After the demos fade, the right evaluation lens is not “who sounded smartest.” It’s “who survives real calls.” Real readiness shows up in end-to-end latency, interruption handling, failure recovery, observability, integrations, and a clear cost-control strategy once volumes increase.

Hall 6 taught a simple truth: the winners won’t only be model teams. They will be systems teams—builders who can make conversational voice reliable in India’s multilingual, noisy, high-variance reality.

Conclusion: Hall 6 felt like India’s builder heartbeat

Hall 6 was less about announcements and more about endurance. Founders weren’t selling AI. They were selling reliability—systems that can hold up when the world is messy. And that’s exactly why the future of language-first conversational voice AI in India looks bright from where I stood.

Not because the problem is easy, but because the demand is loud, the builders are many, and the ecosystem is aligning around what matters most: shipping systems that work in the real India.

Frequently Asked Questions

1. What was the biggest practical theme at India AI Impact Summit 2026?

The most commercial, “ready-to-deploy” theme was Indian languages + conversational AI, especially voice—voice agents, speech pipelines, and Indic speech models moving from demos into “how do we go live?” discussions. The event messaging itself leaned heavily toward India-first/Indic capability and real-world implementation across sectors.

2. How big was India AI Impact Summit / Expo 2026 in terms of visitors and startups?

It was positioned at mega scale. Multiple reports cited targets/estimates like ~2.5 lakh visitors and 600+ startups participating.  On the expo format itself, government releases described the exhibition footprint as 70,000+ sq. metres across 10 halls/arenas with hundreds of exhibitors and thematic pavilions. Separately, event coverage also referenced ~3 lakh registrations (a registration count, not the same as on-ground footfall).

3. What new technology launches stood out at the summit ?

One headline set of launches came from Gnani.ai, which announced new speech models under its Inya VoiceOS stack—Vachana STT and Vachana TTS—positioned as production-scale systems for Indic speech needs (STT + TTS, including voice synthesis/voice cloning claims depending on the specific coverage). Beyond specific launches, the broader pattern across booths was “speech everywhere”: multilingual STT/TTS, voice-to-voice experiences, and enterprise voice agents designed for sales, support, and operations.

4. Why were telecom players like Airtel and Jio important in an AI summit?

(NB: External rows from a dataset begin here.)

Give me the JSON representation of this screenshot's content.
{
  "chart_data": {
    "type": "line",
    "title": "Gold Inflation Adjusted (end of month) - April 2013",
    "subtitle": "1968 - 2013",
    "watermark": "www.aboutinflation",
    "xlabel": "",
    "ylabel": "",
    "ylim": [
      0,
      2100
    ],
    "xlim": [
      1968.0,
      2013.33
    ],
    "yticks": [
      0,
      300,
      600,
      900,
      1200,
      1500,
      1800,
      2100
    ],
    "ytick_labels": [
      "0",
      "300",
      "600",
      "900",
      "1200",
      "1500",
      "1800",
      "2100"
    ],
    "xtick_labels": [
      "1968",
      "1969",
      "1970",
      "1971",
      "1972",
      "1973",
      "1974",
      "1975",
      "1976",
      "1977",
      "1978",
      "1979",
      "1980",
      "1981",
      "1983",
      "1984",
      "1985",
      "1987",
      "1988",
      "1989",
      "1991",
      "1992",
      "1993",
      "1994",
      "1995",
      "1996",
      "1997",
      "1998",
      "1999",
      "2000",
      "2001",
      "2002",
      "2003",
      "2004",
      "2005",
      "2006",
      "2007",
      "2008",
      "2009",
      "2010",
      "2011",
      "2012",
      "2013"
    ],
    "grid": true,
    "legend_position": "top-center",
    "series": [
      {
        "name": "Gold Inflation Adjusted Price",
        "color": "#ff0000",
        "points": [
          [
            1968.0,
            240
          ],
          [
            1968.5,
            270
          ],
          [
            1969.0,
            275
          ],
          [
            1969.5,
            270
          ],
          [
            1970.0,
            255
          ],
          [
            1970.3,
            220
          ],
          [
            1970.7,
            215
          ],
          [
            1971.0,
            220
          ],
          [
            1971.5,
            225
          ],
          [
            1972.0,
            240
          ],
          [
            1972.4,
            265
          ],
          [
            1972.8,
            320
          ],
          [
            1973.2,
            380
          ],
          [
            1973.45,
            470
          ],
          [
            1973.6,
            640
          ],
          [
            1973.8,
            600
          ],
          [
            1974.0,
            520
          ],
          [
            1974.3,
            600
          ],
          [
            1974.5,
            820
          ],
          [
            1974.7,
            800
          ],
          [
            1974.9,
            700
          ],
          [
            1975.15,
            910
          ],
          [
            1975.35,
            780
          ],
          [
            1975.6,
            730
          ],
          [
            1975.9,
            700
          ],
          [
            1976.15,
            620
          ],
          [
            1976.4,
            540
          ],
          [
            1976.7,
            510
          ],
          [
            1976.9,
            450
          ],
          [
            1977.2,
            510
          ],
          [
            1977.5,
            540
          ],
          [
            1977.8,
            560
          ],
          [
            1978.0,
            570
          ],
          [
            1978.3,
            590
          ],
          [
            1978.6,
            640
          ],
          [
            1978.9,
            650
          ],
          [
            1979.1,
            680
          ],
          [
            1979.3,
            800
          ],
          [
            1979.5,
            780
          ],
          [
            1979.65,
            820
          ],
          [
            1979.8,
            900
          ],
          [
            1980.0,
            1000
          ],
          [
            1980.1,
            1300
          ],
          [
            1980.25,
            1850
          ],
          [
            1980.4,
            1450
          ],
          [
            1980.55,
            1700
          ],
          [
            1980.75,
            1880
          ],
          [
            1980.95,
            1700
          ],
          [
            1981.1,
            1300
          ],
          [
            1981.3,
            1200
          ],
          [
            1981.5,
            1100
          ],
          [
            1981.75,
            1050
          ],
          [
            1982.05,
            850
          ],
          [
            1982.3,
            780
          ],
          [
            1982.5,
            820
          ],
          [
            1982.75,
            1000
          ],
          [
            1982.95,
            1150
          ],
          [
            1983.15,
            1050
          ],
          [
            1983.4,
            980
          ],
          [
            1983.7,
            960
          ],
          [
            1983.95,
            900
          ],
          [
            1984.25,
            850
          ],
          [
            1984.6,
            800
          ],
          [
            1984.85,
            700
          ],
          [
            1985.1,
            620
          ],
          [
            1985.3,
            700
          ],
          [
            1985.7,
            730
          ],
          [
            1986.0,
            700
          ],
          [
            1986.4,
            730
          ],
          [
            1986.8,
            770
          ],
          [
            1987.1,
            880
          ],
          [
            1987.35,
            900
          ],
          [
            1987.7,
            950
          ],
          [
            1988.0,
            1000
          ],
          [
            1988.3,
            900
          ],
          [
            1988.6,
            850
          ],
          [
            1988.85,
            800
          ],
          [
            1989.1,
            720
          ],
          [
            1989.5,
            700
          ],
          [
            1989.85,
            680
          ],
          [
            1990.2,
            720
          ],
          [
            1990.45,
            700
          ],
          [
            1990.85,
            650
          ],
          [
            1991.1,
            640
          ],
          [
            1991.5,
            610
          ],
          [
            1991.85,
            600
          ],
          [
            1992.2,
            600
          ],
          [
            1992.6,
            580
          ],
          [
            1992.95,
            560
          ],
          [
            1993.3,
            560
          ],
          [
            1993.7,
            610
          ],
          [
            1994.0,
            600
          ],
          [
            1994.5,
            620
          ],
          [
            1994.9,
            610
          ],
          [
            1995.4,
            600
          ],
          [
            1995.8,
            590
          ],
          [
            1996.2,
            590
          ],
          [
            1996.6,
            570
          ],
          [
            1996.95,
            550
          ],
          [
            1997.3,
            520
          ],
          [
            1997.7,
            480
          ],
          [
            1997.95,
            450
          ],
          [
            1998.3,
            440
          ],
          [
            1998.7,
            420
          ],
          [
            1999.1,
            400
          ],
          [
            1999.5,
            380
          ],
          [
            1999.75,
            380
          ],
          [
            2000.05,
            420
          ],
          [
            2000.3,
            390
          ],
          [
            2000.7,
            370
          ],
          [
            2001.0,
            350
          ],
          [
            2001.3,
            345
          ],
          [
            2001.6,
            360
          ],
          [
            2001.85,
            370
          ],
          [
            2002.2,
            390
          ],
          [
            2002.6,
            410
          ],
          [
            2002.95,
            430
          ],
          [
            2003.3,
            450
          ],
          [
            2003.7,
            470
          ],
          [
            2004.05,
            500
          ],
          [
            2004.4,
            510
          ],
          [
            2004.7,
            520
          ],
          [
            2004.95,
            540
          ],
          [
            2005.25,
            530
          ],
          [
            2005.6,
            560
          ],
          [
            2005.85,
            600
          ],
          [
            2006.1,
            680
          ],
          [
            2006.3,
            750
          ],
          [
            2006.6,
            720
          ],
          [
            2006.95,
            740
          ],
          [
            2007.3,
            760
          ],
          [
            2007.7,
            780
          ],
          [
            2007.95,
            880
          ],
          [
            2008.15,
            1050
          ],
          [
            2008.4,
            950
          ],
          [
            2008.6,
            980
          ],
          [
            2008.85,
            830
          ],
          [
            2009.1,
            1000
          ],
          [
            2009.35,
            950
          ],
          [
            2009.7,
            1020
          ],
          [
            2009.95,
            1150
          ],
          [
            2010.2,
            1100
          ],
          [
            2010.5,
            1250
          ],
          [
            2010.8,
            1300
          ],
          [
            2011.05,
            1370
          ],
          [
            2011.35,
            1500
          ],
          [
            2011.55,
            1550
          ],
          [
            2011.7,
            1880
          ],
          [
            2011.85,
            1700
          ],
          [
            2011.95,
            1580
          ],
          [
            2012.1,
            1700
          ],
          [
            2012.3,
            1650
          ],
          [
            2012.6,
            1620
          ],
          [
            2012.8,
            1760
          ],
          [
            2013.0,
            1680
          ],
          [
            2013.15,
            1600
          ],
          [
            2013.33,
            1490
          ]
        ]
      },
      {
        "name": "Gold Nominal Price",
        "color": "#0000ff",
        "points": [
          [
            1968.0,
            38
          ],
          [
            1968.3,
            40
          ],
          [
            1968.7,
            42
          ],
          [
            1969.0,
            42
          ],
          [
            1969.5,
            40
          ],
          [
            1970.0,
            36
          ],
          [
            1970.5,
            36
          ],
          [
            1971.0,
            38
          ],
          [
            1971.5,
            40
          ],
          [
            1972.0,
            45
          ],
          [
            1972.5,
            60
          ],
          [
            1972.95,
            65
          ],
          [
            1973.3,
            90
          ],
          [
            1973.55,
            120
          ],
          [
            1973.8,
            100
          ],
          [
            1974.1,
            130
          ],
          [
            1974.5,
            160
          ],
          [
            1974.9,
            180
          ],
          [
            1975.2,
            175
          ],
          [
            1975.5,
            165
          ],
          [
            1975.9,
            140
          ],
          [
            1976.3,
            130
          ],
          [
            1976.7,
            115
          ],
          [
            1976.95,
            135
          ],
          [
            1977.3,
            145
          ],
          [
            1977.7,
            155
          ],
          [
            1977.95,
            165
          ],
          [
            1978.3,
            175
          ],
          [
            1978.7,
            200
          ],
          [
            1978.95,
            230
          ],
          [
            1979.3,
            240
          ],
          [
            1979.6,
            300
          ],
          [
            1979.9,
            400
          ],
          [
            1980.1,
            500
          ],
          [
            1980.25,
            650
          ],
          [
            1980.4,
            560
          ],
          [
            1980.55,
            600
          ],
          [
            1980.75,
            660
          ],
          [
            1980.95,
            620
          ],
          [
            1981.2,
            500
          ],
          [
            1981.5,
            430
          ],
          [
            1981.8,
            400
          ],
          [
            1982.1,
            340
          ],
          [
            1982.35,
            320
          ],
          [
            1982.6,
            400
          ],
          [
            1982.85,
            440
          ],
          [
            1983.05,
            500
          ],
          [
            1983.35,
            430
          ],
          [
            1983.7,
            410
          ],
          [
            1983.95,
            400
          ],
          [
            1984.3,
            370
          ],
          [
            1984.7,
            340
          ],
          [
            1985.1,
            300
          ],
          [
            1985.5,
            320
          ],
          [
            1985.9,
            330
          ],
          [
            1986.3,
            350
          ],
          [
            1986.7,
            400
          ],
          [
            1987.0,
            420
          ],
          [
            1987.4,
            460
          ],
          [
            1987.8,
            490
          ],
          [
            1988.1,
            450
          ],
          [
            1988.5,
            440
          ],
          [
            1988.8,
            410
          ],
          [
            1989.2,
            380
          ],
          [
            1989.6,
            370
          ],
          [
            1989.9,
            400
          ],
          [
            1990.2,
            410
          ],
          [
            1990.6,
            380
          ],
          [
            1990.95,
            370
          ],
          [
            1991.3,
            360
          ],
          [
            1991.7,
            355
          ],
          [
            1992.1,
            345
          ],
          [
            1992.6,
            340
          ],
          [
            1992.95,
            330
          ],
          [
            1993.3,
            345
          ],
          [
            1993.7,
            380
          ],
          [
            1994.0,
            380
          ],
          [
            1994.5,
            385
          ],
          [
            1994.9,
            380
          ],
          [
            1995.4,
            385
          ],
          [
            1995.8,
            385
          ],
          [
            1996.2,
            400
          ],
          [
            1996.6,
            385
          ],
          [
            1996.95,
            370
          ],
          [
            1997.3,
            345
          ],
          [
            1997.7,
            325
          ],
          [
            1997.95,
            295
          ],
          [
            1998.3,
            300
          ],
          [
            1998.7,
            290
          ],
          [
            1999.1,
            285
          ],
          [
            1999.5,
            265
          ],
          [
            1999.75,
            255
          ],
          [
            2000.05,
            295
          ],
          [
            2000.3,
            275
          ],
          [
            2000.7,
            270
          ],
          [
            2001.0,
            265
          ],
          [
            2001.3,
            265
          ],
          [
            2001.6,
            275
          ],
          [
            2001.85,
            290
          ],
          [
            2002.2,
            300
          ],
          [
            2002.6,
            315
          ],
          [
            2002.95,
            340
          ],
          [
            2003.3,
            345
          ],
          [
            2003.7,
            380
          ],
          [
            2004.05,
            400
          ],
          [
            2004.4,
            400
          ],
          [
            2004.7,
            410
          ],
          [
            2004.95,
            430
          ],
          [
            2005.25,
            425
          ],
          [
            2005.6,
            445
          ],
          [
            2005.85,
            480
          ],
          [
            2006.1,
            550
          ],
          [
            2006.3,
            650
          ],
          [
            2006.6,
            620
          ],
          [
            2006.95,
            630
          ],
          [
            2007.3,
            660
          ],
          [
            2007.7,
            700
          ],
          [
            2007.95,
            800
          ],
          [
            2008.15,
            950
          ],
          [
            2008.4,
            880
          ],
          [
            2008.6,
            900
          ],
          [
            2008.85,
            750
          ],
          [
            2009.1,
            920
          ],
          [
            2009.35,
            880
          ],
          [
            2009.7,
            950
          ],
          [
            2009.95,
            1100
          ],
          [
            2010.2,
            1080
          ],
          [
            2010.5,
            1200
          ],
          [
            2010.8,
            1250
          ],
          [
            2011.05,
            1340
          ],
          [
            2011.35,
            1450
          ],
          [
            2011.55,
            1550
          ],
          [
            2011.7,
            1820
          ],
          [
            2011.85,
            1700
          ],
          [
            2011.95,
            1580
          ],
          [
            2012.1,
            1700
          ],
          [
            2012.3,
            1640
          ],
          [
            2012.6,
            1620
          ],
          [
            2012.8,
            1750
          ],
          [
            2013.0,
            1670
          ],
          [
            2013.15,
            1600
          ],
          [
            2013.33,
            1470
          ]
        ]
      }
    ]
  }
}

Because AI—especially real-time voice AI—doesn’t live only in models. It lives in connectivity, routing, latency, and reliability. Airtel publicly discussed boosting network capacity around summit traffic (fiber paths, small cells, monitoring), which highlights that the “telco layer” is a real part of AI adoption at scale. For enterprises deploying voice agents, this matters directly: jitter/packet loss and inconsistent routing can degrade STT/TTS experiences and make “AI quality” feel worse than it is.

5. How can attending (or following) this summit help CTOs, product managers, and founders?

It helps in three ways: 1. Signal on where budgets are moving: The density of enterprise use cases—voice agents, multilingual support, automation in healthcare/agri/education/public services—shows what’s moving from “innovation” to “procurement.” 2. Vendor and architecture clarity: You quickly see two dominant routes: • Full-stack builders (own speech + language models, tune for India), and • Orchestration-first platforms (plug best-in-class STT/LLM/TTS + control plane). This helps teams decide what to buy vs build based on time-to-live, control, and cost. 3. Practical production lessons: The summit exposes the real constraints teams hit in India—language variance, noisy mobile environments, compliance, cost-per-minute economics, and reliability. Those are the exact factors that determine whether your pilot becomes production.